Okay, that's helpful. Going back to the question number one. Just trying to understand if your system is throwing up any major price increase on the premium listing so far, and do you see a trend, which could be there? And in nonpremium, would you like to tweak anything this time given that you've already done last year? And will that be too much for your clients?

A
Abhishek Bansal
Chief Financial Officer

Okay. See, in premium listings, we have to understand that we actually get revenue from, say, more than 3,000 categories. 3,000 categories [indiscernible] categories, which might be going down. There might be certain categories, which might be seeing a surge in traffic. Just as an example, GST consultant. Last year, this particular category saw more than 10x jump in traffic.
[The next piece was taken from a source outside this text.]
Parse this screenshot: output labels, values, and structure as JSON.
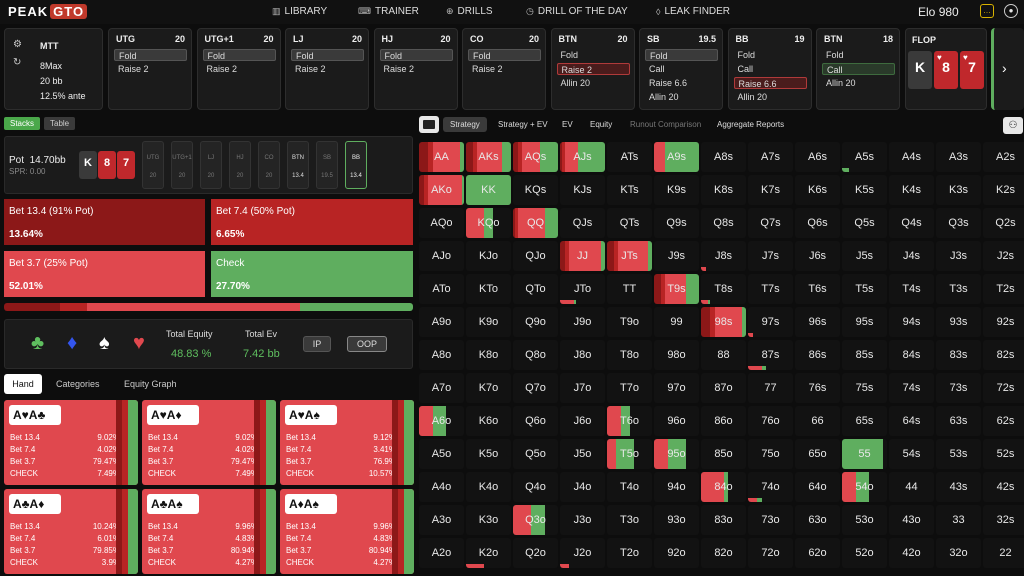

So this particular category may be last to last year, a particular client might be able to secure in this category, say, maybe INR 25,000, INR 20,000. But the same category last year would have commanded more than INR 100,000. So there could be such categories where surge of traffic is disproportionate. So it's a -- what matters is both the category level as well as the geography. There could be geographies where traffic growth is much higher. Those traffic particular geographies would see much higher growth in traffic. In nonpremium listing, at this point of time, we would want to get as many SMEs in the ecosystem as paying rather than thinking much about charging that particular SME higher for same value of service. We would want to take higher share of SME's advertising spend by offering more products, rather than saying that, okay, for nonpremium itself you were paying INR 1,000 last year, you would now have to pay INR 1,200. We would rather want to bundle some of the offerings, such that, that particular customer sees that, okay, despite paying INR 1,300 this year, we are getting better value for money versus last year.

Operator

Ladies and gentlemen, at this point of time, I would like to give the floor back to speakers for final remarks.

A
Abhishek Bansal
Chief Financial Officer

Thank you, everyone, for joining us. As I mentioned earlier, FY '18 saw us turning around the business. And we're exiting the year on a strong footing. We are pretty confident of achieving newer heights in FY '19. User growth, revenue growth, along with healthy EBITDA margins, all 3 shall continue to be our focus areas. In case you have any further queries, please feel free to reach out. That's it from our side. Thank you.

Operator

Thank you very much, sir. Thank you, speakers. Thank you, participants. Thank you for joining the call with us. You may now disconnect your lines. Have a great evening ahead. Thank you.